The conversation was about the actions of minority organisations here in Northern Ireland to integrate themselves in society. Some Queen’s University Africans say, and we should hear them loud and clear: “Considering the fact that Northern Ireland is a majority white country, with only 0.2 per cent of the population identifying as Black, the ACS may be perceived as a society set up to provide a community strictly for Africans and Caribbeans.” Well, that’s far from the truth. Our doors are open to everyone. The African-Caribbean Society will help develop your cultural and racial awareness in an educational, lively and entertaining environment. We aim to do this through various cultural and social events throughout the academic year. We might think that this are too many soundbites in here, but I think it is a very good effort and many statutory organisations in Northern Ireland have hardly touched the surface. It is good to hear that foreign students all over Ireland have a passion to build on community relations.

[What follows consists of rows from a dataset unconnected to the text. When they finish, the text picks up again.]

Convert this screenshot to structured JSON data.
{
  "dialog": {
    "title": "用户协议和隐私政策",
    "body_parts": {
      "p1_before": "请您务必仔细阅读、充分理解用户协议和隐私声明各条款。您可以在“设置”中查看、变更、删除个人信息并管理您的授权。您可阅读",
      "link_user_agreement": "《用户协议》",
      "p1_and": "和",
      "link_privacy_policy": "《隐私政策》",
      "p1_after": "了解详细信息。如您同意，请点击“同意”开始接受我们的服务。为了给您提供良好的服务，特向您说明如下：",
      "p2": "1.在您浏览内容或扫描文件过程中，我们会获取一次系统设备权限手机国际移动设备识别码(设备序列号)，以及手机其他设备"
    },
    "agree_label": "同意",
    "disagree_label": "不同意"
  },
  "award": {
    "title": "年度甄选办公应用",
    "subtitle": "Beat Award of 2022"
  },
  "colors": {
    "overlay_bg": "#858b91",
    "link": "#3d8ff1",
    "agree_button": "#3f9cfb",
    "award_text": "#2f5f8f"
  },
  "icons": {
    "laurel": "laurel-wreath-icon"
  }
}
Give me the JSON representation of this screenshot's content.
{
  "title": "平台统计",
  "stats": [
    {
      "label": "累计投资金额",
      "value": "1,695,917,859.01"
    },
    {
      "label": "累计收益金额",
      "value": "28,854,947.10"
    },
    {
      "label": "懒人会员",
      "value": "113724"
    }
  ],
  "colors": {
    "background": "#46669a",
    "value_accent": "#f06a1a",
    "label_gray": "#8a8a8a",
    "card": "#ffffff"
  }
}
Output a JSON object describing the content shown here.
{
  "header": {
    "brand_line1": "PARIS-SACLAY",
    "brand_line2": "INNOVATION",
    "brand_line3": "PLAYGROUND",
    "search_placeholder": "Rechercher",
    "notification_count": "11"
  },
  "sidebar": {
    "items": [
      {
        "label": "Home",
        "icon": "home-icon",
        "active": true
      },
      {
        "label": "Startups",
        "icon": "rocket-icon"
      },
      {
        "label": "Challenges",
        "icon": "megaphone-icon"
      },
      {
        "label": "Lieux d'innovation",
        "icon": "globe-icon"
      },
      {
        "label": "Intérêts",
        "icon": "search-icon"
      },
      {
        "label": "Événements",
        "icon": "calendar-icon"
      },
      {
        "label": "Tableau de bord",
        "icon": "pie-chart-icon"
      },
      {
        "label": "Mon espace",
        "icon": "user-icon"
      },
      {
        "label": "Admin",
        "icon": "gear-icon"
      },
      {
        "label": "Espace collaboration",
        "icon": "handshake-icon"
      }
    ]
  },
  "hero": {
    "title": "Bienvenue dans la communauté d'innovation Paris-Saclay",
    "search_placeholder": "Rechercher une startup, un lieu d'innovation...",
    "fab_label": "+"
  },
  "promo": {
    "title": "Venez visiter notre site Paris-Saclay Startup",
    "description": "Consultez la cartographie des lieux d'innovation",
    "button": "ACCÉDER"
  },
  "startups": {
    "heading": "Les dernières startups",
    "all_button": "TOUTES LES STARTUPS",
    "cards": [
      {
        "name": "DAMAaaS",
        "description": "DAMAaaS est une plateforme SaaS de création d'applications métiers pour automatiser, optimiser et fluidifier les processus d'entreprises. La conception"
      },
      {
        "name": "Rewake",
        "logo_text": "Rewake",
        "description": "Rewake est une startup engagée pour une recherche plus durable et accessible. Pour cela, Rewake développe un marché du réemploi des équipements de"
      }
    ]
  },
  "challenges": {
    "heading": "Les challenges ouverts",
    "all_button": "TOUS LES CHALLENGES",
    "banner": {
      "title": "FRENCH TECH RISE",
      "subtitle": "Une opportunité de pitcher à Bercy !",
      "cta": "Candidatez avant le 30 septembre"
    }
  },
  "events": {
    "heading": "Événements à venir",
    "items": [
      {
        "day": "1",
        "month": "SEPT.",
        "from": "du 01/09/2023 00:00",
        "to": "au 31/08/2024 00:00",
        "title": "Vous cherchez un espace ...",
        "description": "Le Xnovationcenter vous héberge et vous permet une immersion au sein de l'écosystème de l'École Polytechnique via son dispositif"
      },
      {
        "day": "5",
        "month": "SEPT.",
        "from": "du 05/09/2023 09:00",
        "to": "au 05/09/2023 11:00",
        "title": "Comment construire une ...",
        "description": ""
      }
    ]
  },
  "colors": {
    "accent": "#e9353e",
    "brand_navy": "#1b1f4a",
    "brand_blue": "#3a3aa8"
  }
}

To make sense of this conversation, let us look at the long years of the Troubles in Northern Ireland. Were there any efforts like the ones that we now see from minority ethnic students to outline who they are, where they come from, how they want to help change the dynamics of the country? The years of the Troubles buried them into insignificance, they were totally invisible, but now they are part of the peace process. Even they don't know this, but they are!